By that standard - I’m just starting in on the ironies - Christie should be a big fan of Robert Fisk, not mentioned in her elegy for journalistic honesty, a guy who was in the Shatila and Sabra refugee camp just after the massacre by Phalangist forces in 1982,who was at the front lines in the Iran-Iraq war, who was in Qana just after the UN post had been shelled by Israelis, documented by Frederick von Kappen, who was in Baghdad on the eve of the 2003 invasion, reporting the details of cruise missiles that killed Iraqi civilians, and was in Afghanistan to interview Osama bin Laden without the need for interpreters – “terps” in Christies’s cool laconic journalist jargon – because he speaks the fucking language.

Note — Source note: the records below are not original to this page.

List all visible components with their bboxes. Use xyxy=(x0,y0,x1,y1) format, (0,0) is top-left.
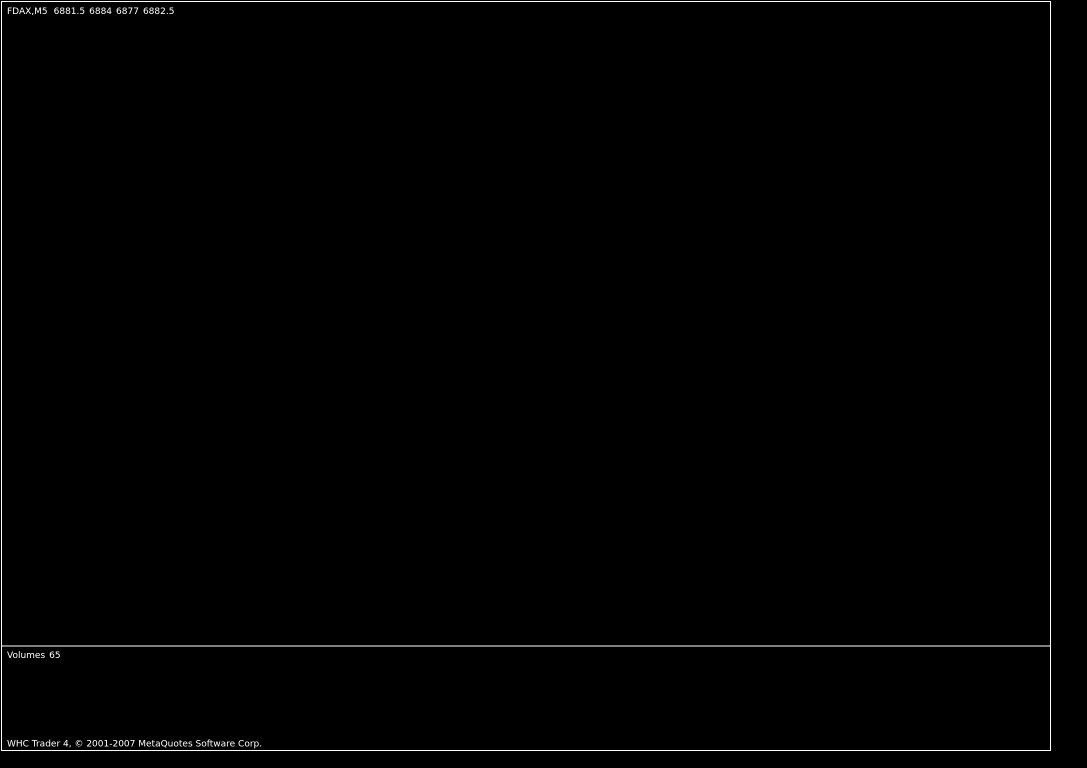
high-value: 6884 xyxy=(89,7,112,17)
chart-header: FDAX,M5 6881.5 6884 6877 6882.5 xyxy=(7,7,174,17)
open-value: 6881.5 xyxy=(54,7,86,17)
copyright: WHC Trader 4, © 2001-2007 MetaQuotes Sof… xyxy=(7,740,262,750)
volume-header: Volumes 65 xyxy=(7,651,61,661)
low-value: 6877 xyxy=(116,7,139,17)
volume-last: 65 xyxy=(49,651,60,661)
volume-label: Volumes xyxy=(7,651,45,661)
frame xyxy=(1,1,1051,751)
close-value: 6882.5 xyxy=(143,7,175,17)
symbol: FDAX,M5 xyxy=(7,7,48,17)
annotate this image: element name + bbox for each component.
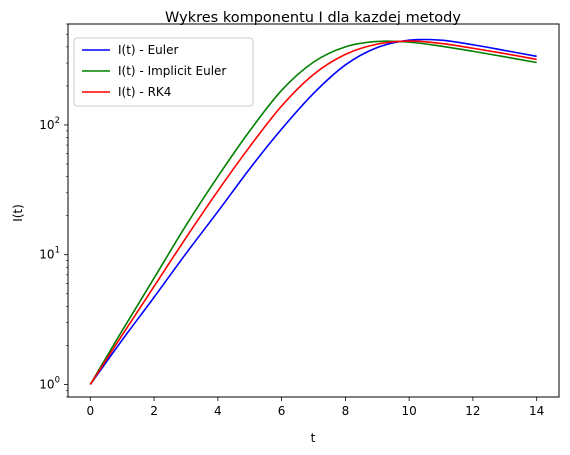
x-tick-label: 14 bbox=[529, 404, 544, 418]
y-axis-label: I(t) bbox=[11, 204, 25, 222]
legend-label: I(t) - Implicit Euler bbox=[118, 64, 226, 78]
x-tick-label: 0 bbox=[86, 404, 94, 418]
y-tick-exponent: 0 bbox=[55, 375, 60, 385]
series-line-2 bbox=[89, 40, 537, 385]
x-tick-label: 2 bbox=[150, 404, 158, 418]
legend: I(t) - Euler I(t) - Implicit Euler I(t) - … bbox=[73, 37, 254, 107]
series-line-3 bbox=[89, 40, 537, 385]
x-tick-label: 12 bbox=[465, 404, 480, 418]
series-layer bbox=[89, 38, 537, 385]
y-tick-exponent: 1 bbox=[55, 246, 60, 256]
y-tick-base: 10 bbox=[39, 118, 54, 132]
y-tick-label: 101 bbox=[39, 246, 60, 262]
x-tick-label: 8 bbox=[342, 404, 350, 418]
series-line-1 bbox=[89, 38, 537, 385]
x-axis-label: t bbox=[311, 431, 316, 445]
y-tick-base: 10 bbox=[39, 377, 54, 391]
y-tick-label: 102 bbox=[39, 116, 60, 132]
chart-title: Wykres komponentu I dla kazdej metody bbox=[165, 10, 461, 26]
x-tick-label: 10 bbox=[402, 404, 417, 418]
axes-frame bbox=[67, 23, 560, 398]
legend-box bbox=[73, 37, 254, 107]
y-tick-label: 100 bbox=[39, 375, 60, 391]
x-tick-label: 6 bbox=[278, 404, 286, 418]
y-tick-base: 10 bbox=[39, 248, 54, 262]
y-tick-exponent: 2 bbox=[55, 116, 60, 126]
legend-label: I(t) - RK4 bbox=[118, 85, 171, 99]
legend-label: I(t) - Euler bbox=[118, 43, 178, 57]
x-tick-label: 4 bbox=[214, 404, 222, 418]
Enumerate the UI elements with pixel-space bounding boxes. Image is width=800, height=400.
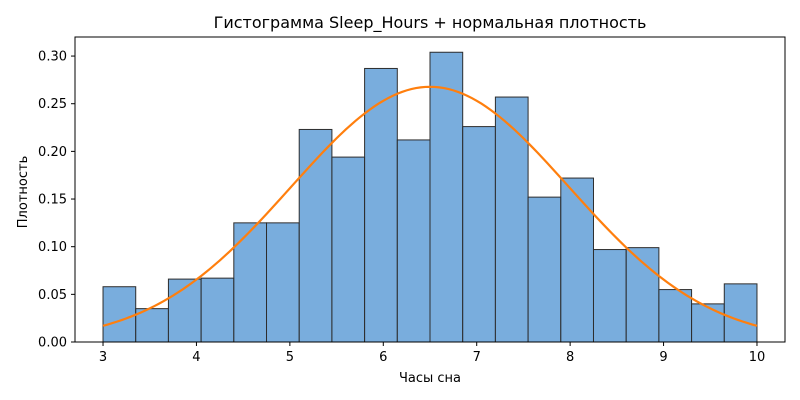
- x-axis: 3 4 5 6 7 8 9 10: [99, 342, 765, 365]
- x-tick-label: 3: [99, 350, 107, 365]
- histogram-bar: [135, 308, 169, 343]
- normal-density-curve: [102, 85, 758, 327]
- x-tick-label: 8: [566, 350, 574, 365]
- y-tick-label: 0.15: [38, 193, 67, 208]
- histogram-bar: [429, 51, 464, 343]
- histogram-bar: [462, 126, 496, 343]
- y-tick-label: 0.05: [38, 288, 67, 303]
- chart-title: Гистограмма Sleep_Hours + нормальная пло…: [214, 13, 647, 33]
- y-axis: 0.00 0.05 0.10 0.15 0.20 0.25 0.30: [38, 50, 75, 351]
- y-axis-label: Плотность: [16, 156, 31, 228]
- histogram-bar: [527, 196, 562, 343]
- histogram-bar: [658, 289, 693, 343]
- x-tick-label: 9: [659, 350, 667, 365]
- histogram-bar: [298, 128, 333, 343]
- histogram-bar: [233, 222, 268, 343]
- histogram-bar: [200, 277, 235, 343]
- y-tick-label: 0.00: [38, 336, 67, 351]
- histogram-bar: [266, 222, 300, 343]
- y-tick-label: 0.20: [38, 145, 67, 160]
- x-tick-label: 4: [192, 350, 200, 365]
- plot-frame: [74, 36, 786, 343]
- histogram-bar: [592, 249, 627, 343]
- histogram-bar: [396, 139, 431, 343]
- histogram-bar: [560, 177, 594, 343]
- histogram-bar: [331, 156, 366, 343]
- histogram-bar: [494, 96, 529, 343]
- x-tick-label: 7: [473, 350, 481, 365]
- x-tick-label: 5: [286, 350, 294, 365]
- y-tick-label: 0.30: [38, 50, 67, 65]
- bars-group: [102, 51, 758, 343]
- x-tick-label: 10: [749, 350, 766, 365]
- y-tick-label: 0.25: [38, 97, 67, 112]
- histogram-bar: [691, 303, 725, 343]
- x-axis-label: Часы сна: [399, 371, 461, 386]
- histogram-bar: [102, 286, 137, 343]
- histogram-bar: [167, 278, 202, 343]
- histogram-bar: [723, 283, 758, 343]
- x-tick-label: 6: [379, 350, 387, 365]
- y-tick-label: 0.10: [38, 240, 67, 255]
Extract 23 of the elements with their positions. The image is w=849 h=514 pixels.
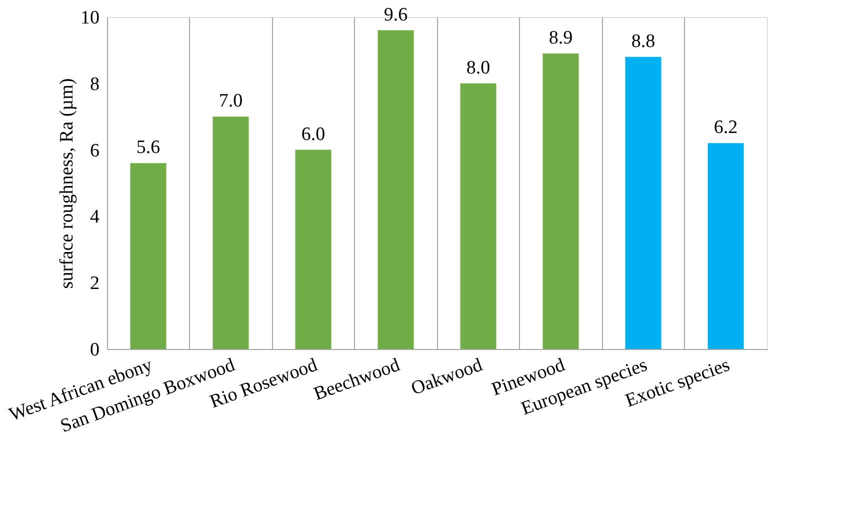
data-label: 6.0: [301, 124, 326, 145]
y-tick-label: 2: [90, 273, 100, 294]
data-label: 8.0: [466, 57, 490, 78]
bar: [295, 150, 332, 349]
data-label: 9.6: [384, 4, 408, 26]
bar: [542, 54, 579, 349]
data-label: 6.2: [714, 117, 738, 138]
bar: [378, 30, 414, 349]
y-tick-label: 10: [80, 8, 100, 28]
y-tick-label: 0: [90, 340, 100, 360]
data-label: 7.0: [218, 90, 243, 112]
y-axis-title: surface roughness, Ra (µm): [56, 78, 78, 289]
bar: [708, 143, 744, 349]
y-tick-label: 8: [90, 74, 100, 95]
data-label: 5.6: [136, 137, 160, 158]
data-label: 8.9: [548, 28, 573, 49]
bar: [212, 116, 249, 349]
bar: [460, 83, 496, 349]
data-label: 8.8: [631, 30, 656, 52]
bar: [130, 163, 166, 349]
y-tick-label: 4: [90, 206, 100, 228]
y-tick-label: 6: [90, 140, 100, 162]
bar: [625, 56, 662, 349]
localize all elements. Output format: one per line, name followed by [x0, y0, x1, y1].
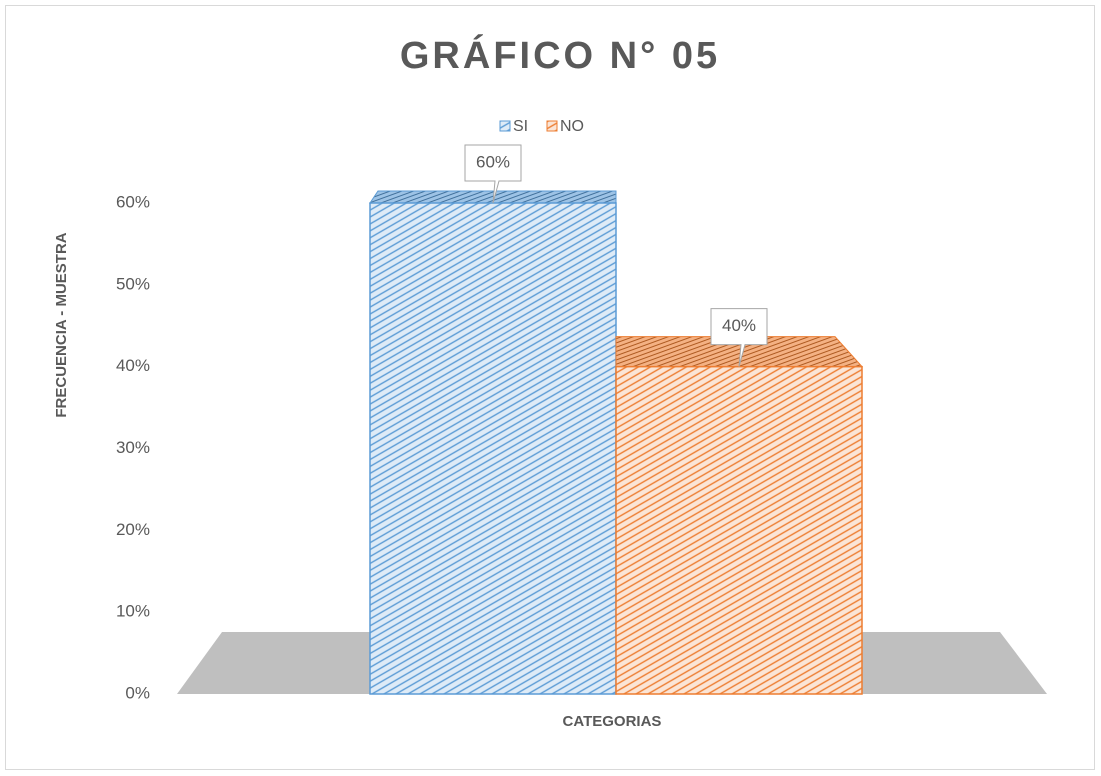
legend-label: NO	[560, 118, 584, 135]
chart-title: GRÁFICO N° 05	[400, 33, 720, 77]
y-tick-label: 10%	[116, 602, 150, 621]
data-label: 40%	[722, 316, 756, 335]
x-axis-title: CATEGORIAS	[563, 713, 662, 730]
y-tick-label: 50%	[116, 274, 150, 293]
y-tick-label: 60%	[116, 192, 150, 211]
data-label: 60%	[476, 152, 510, 171]
y-tick-label: 0%	[125, 683, 150, 702]
data-label-callout	[464, 144, 522, 204]
y-tick-label: 40%	[116, 356, 150, 375]
y-tick-label: 30%	[116, 438, 150, 457]
legend-swatch	[546, 120, 558, 132]
bar	[615, 365, 863, 695]
legend-swatch	[499, 120, 511, 132]
y-tick-label: 20%	[116, 520, 150, 539]
y-axis-title: FRECUENCIA - MUESTRA	[53, 232, 70, 417]
legend-label: SI	[513, 118, 528, 135]
data-label-callout	[710, 308, 768, 367]
bar	[369, 202, 617, 695]
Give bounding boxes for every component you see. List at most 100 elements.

What’s missing here is simple honesty – journalistic intellectual integrity – which somehow gets lost in the purple prose Christie uses for crime reporting. If somebody was interested in the civilian casualties caused by NATO shelling, they’d go back to the previously documented hit on May 4, 2009:

 “While this investigation assesses approximately 26 civilian casualties based on information from various sources and on new graves in the Gerani area in early May, no one will ever be able conclusively to determine the number of civilian casualties that occurred on Mary 4, 2009.  This investigation does not discount the possibility that more than 26 civilians were killed in this engagement.  Additionally, the investigative tam notes that the report by the Afghan Independent Human Rights Commission, published on May 26, 2009, represents a balanced, thorough investigation into the incident, citing as many as 86 civilian casualties, with appropriate lessons learned for all involved in the fighting on May 4th – U.S. Afghan, and Taliban.”

That report concluded that as many as 86 civilians had been killed.  There has been no follow-up.

If somebody wanted to back out into the field, using methodology developed during the investigations by the South African Truth and Reconciliation Commission, there would be truth enough for journalists without risking their lives for “eyes on the ground”. What we really need is “eyes on history”, a perspective noticeably lacking in Christie Blachford’s approach to reality in Afghanistan,and ISAF's approach to Farah, which is to pretend it didn't happen.

What we need particularly is somebody in Brussels asking hard questions of NATO and its fractious dishonest members, questions like:

1. What risk does Afghanistan pose to NATO?

2. Why is NATO?

3. Why can’t NATO’s discussions about Afghanistan occur in “open court”?